Appellant contends that the Government's evidence failed to establish that she had obtained complete control and dominion of the property. To support this appellant points out that she never passed the check-out counter; that the property was not concealed on her person; that the articles were still in the store's property the grocery cart; and that she was detained by the manager while still in the store.

Larceny is an offense against possession, Neufield v. United States, 73 App. D.C. 174, 118 F.2d 375, certiorari denied Ruben v. United States, 315 U.S. 798, 62 S. Ct. 580, 86 L. Ed. 1199, as well as ownership. Nelson v. United States, D.C.Mun. App., 142 A.2d 604. It is quite true, as appellant argues, that the burden of proof to establish a taking and asportation is more onerous on the Government where the larceny alleged occurs in a self-service store. By this system of merchandising the patron is invited to select and take possession of the commodities he intends to purchase. Mere possession of the goods, however, does not pass title to the customer and the possession is of itself conditional in character until the merchandise is taken to the cashier and payment is made. See Lasky v. Economy Grocery Stores, 319 Mass. 224, 65 N.E.2d 305, 163 A.L.R. 235; Day v. Grand Union Co., 280 App.Div. 253, 113 N.Y.S.2d 436; Loch v. Confair, 361 Pa. 158, 63 A.2d 24.

The Government's evidence in this case tended to prove that appellant's actions were wholly inconsistent with those of a prospective purchaser. It was established that the items once removed from the shelf were immediately secreted in her purse. At the time, the cart used by appellant was about half full of groceries. By concealing the articles in her purse separate and apart from the other goods in the cart, appellant acquired complete and exclusive control over the property.

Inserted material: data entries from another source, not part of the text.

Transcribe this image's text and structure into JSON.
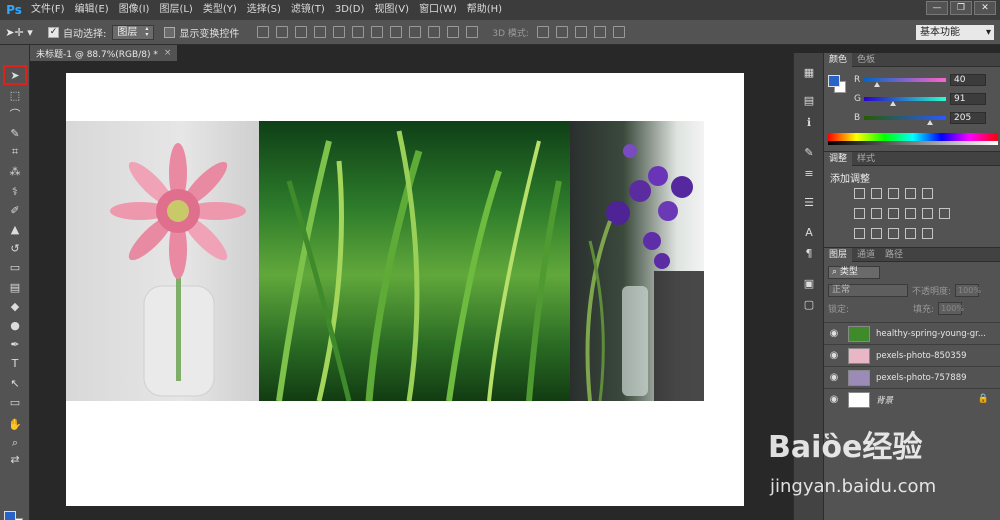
{
  "app": {
    "logo": "Ps"
  },
  "menu": [
    "文件(F)",
    "编辑(E)",
    "图像(I)",
    "图层(L)",
    "类型(Y)",
    "选择(S)",
    "滤镜(T)",
    "3D(D)",
    "视图(V)",
    "窗口(W)",
    "帮助(H)"
  ],
  "window_controls": {
    "minimize": "—",
    "restore": "❐",
    "close": "✕"
  },
  "options_bar": {
    "tool_icon": "move-tool-icon",
    "auto_select_label": "自动选择:",
    "auto_select_checked": true,
    "auto_select_target": "图层",
    "transform_label": "显示变换控件",
    "transform_checked": false,
    "mode_3d_label": "3D 模式:",
    "workspace": "基本功能"
  },
  "document": {
    "tab_title": "未标题-1 @ 88.7%(RGB/8) *",
    "close": "×"
  },
  "color_panel": {
    "tabs": [
      "颜色",
      "色板"
    ],
    "foreground": "#2864c8",
    "background": "#ffffff",
    "r": "40",
    "g": "91",
    "b": "205",
    "r_fraction": 0.157,
    "g_fraction": 0.357,
    "b_fraction": 0.804
  },
  "adjustments_panel": {
    "tabs": [
      "调整",
      "样式"
    ],
    "title": "添加调整"
  },
  "layers_panel": {
    "tabs": [
      "图层",
      "通道",
      "路径"
    ],
    "filter": "⌕ 类型",
    "blend_mode": "正常",
    "opacity_label": "不透明度:",
    "opacity": "100%",
    "lock_label": "锁定:",
    "fill_label": "填充:",
    "fill": "100%",
    "layers": [
      {
        "name": "healthy-spring-young-gr...",
        "visible": true
      },
      {
        "name": "pexels-photo-850359",
        "visible": true
      },
      {
        "name": "pexels-photo-757889",
        "visible": true
      },
      {
        "name": "背景",
        "visible": true,
        "locked": true
      }
    ]
  },
  "watermark": {
    "logo": "Baiὃe经验",
    "url": "jingyan.baidu.com"
  }
}
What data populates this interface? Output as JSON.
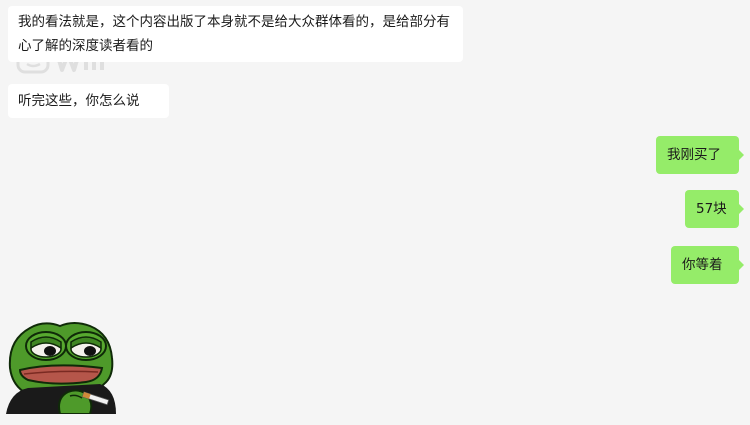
{
  "messages": [
    {
      "side": "left",
      "text": "我的看法就是，这个内容出版了本身就不是给大众群体看的，是给部分有心了解的深度读者看的"
    },
    {
      "side": "left",
      "text": "听完这些，你怎么说"
    },
    {
      "side": "right",
      "text": "我刚买了"
    },
    {
      "side": "right",
      "text": "57块"
    },
    {
      "side": "right",
      "text": "你等着"
    }
  ],
  "sticker": {
    "icon": "pepe-frog-smoking-sticker"
  },
  "watermark": {
    "icon": "app-logo-watermark"
  },
  "colors": {
    "background": "#f5f5f5",
    "incoming_bubble": "#ffffff",
    "outgoing_bubble": "#95ec69",
    "text": "#1a1a1a"
  }
}
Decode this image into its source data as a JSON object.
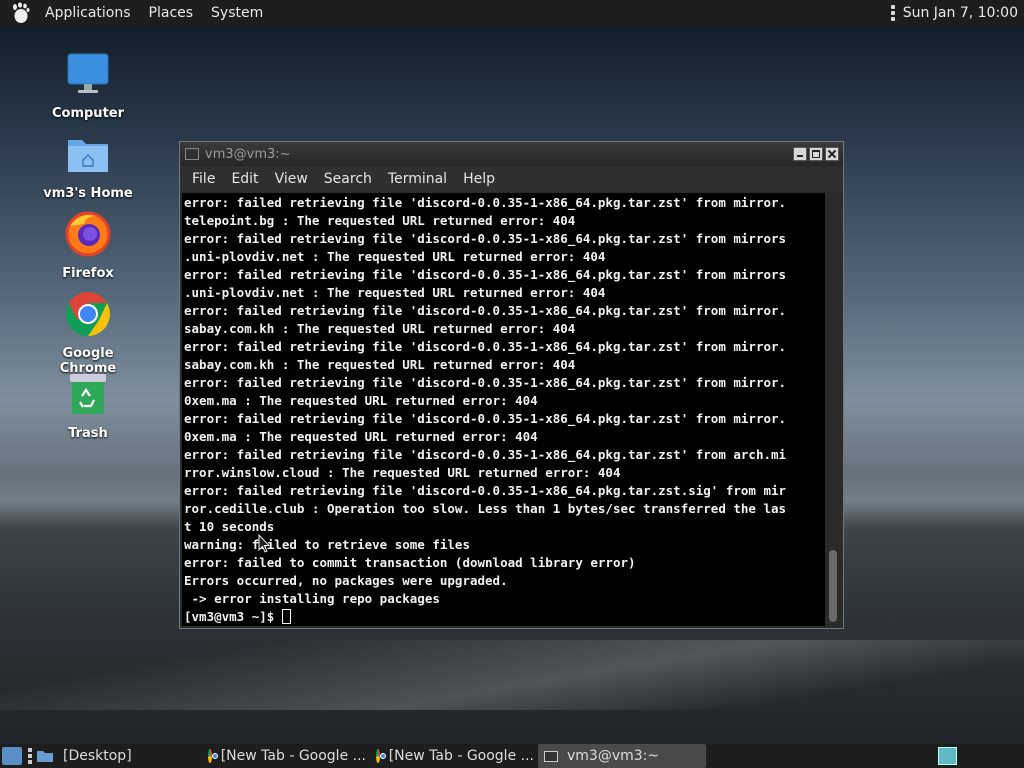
{
  "top_panel": {
    "menus": [
      "Applications",
      "Places",
      "System"
    ],
    "clock": "Sun Jan  7, 10:00"
  },
  "desktop_icons": [
    {
      "label": "Computer",
      "icon": "computer-icon"
    },
    {
      "label": "vm3's Home",
      "icon": "home-folder-icon"
    },
    {
      "label": "Firefox",
      "icon": "firefox-icon"
    },
    {
      "label": "Google Chrome",
      "icon": "chrome-icon"
    },
    {
      "label": "Trash",
      "icon": "trash-icon"
    }
  ],
  "terminal": {
    "title": "vm3@vm3:~",
    "menus": [
      "File",
      "Edit",
      "View",
      "Search",
      "Terminal",
      "Help"
    ],
    "lines": [
      "error: failed retrieving file 'discord-0.0.35-1-x86_64.pkg.tar.zst' from mirror.",
      "telepoint.bg : The requested URL returned error: 404",
      "error: failed retrieving file 'discord-0.0.35-1-x86_64.pkg.tar.zst' from mirrors",
      ".uni-plovdiv.net : The requested URL returned error: 404",
      "error: failed retrieving file 'discord-0.0.35-1-x86_64.pkg.tar.zst' from mirrors",
      ".uni-plovdiv.net : The requested URL returned error: 404",
      "error: failed retrieving file 'discord-0.0.35-1-x86_64.pkg.tar.zst' from mirror.",
      "sabay.com.kh : The requested URL returned error: 404",
      "error: failed retrieving file 'discord-0.0.35-1-x86_64.pkg.tar.zst' from mirror.",
      "sabay.com.kh : The requested URL returned error: 404",
      "error: failed retrieving file 'discord-0.0.35-1-x86_64.pkg.tar.zst' from mirror.",
      "0xem.ma : The requested URL returned error: 404",
      "error: failed retrieving file 'discord-0.0.35-1-x86_64.pkg.tar.zst' from mirror.",
      "0xem.ma : The requested URL returned error: 404",
      "error: failed retrieving file 'discord-0.0.35-1-x86_64.pkg.tar.zst' from arch.mi",
      "rror.winslow.cloud : The requested URL returned error: 404",
      "error: failed retrieving file 'discord-0.0.35-1-x86_64.pkg.tar.zst.sig' from mir",
      "ror.cedille.club : Operation too slow. Less than 1 bytes/sec transferred the las",
      "t 10 seconds",
      "warning: failed to retrieve some files",
      "error: failed to commit transaction (download library error)",
      "Errors occurred, no packages were upgraded.",
      " -> error installing repo packages"
    ],
    "prompt": "[vm3@vm3 ~]$ "
  },
  "taskbar": {
    "items": [
      {
        "label": "[Desktop]",
        "icon": "folder-icon"
      },
      {
        "label": "[New Tab - Google ...",
        "icon": "chrome-icon"
      },
      {
        "label": "[New Tab - Google ...",
        "icon": "chrome-icon"
      },
      {
        "label": "vm3@vm3:~",
        "icon": "terminal-icon",
        "active": true
      }
    ]
  }
}
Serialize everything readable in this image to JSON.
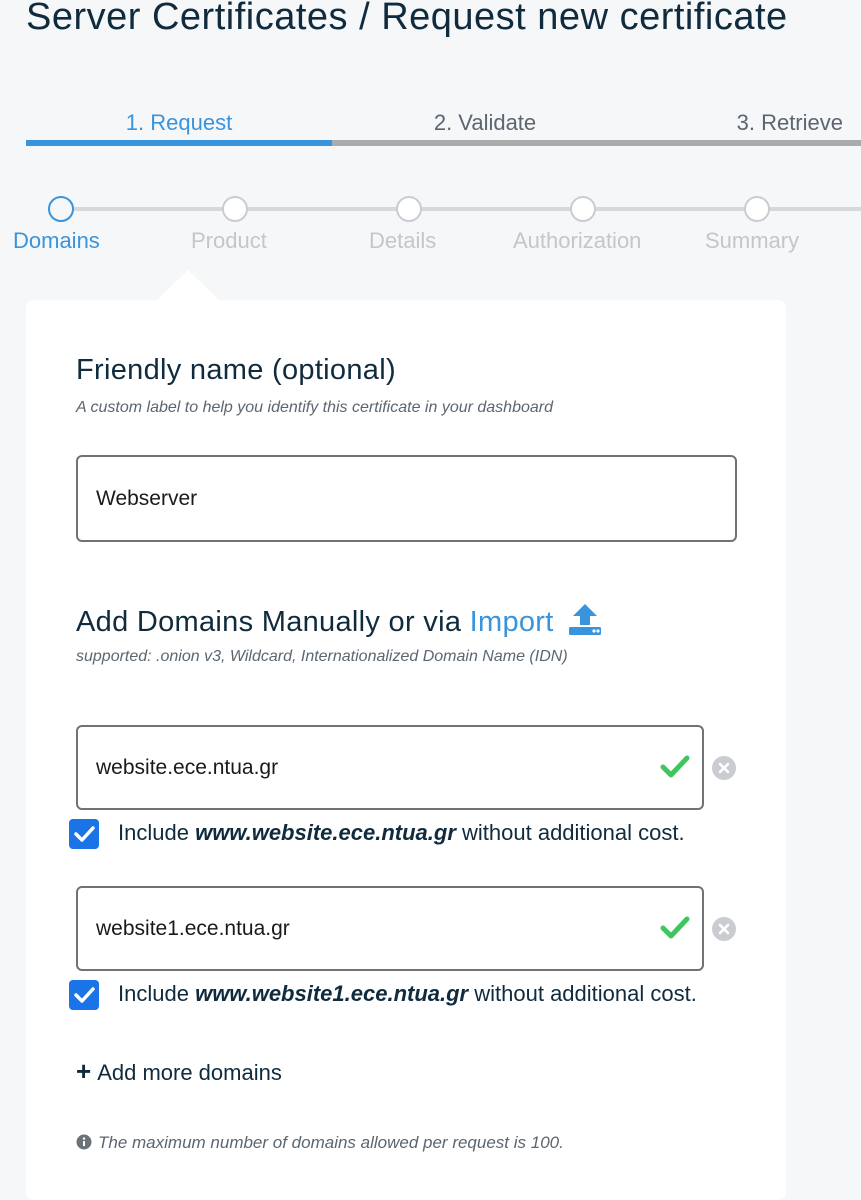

It is well settled that the elements of a taking and asportation are satisfied where the evidence shows that the property was taken from the owner and was concealed or put in a convenient place for removal. The fact that the possession was brief or that the person was detected before the goods could be removed from the owner's premises is immaterial. People v. Baker, 365 Ill. 328, 6 N.E.2d 665; People v. Lardner, 300 Ill. 264, 133 N.E. 375, 19 A.L.R. 721; People v. Bradovich, 305 Mich. 329, 9 N.W.2d 560; 3 Underhill's Criminal Evidence, §§ 591, 592 (5th ed. 1957).

Appellant advances one other point, although it is not seriously pressed. She contends that her return of the property to the store manager belies an intent to deprive the owner of its property permanently. Appellant's intention at the time she secured the property was a question solely within the province of the jury. The fact that she changed her mind or returned *76 the property to escape prosecution does not purge the original taking. People v. Post, 76 Cal. App. 2d 511, 173 P.2d 48; People v. Bradovich, supra; 2 Wharton's Criminal Law, § 1147 (12 ed. 1932).

The court was correct in submitting the case to the jury and upon review we think the verdict is justified by the evidence.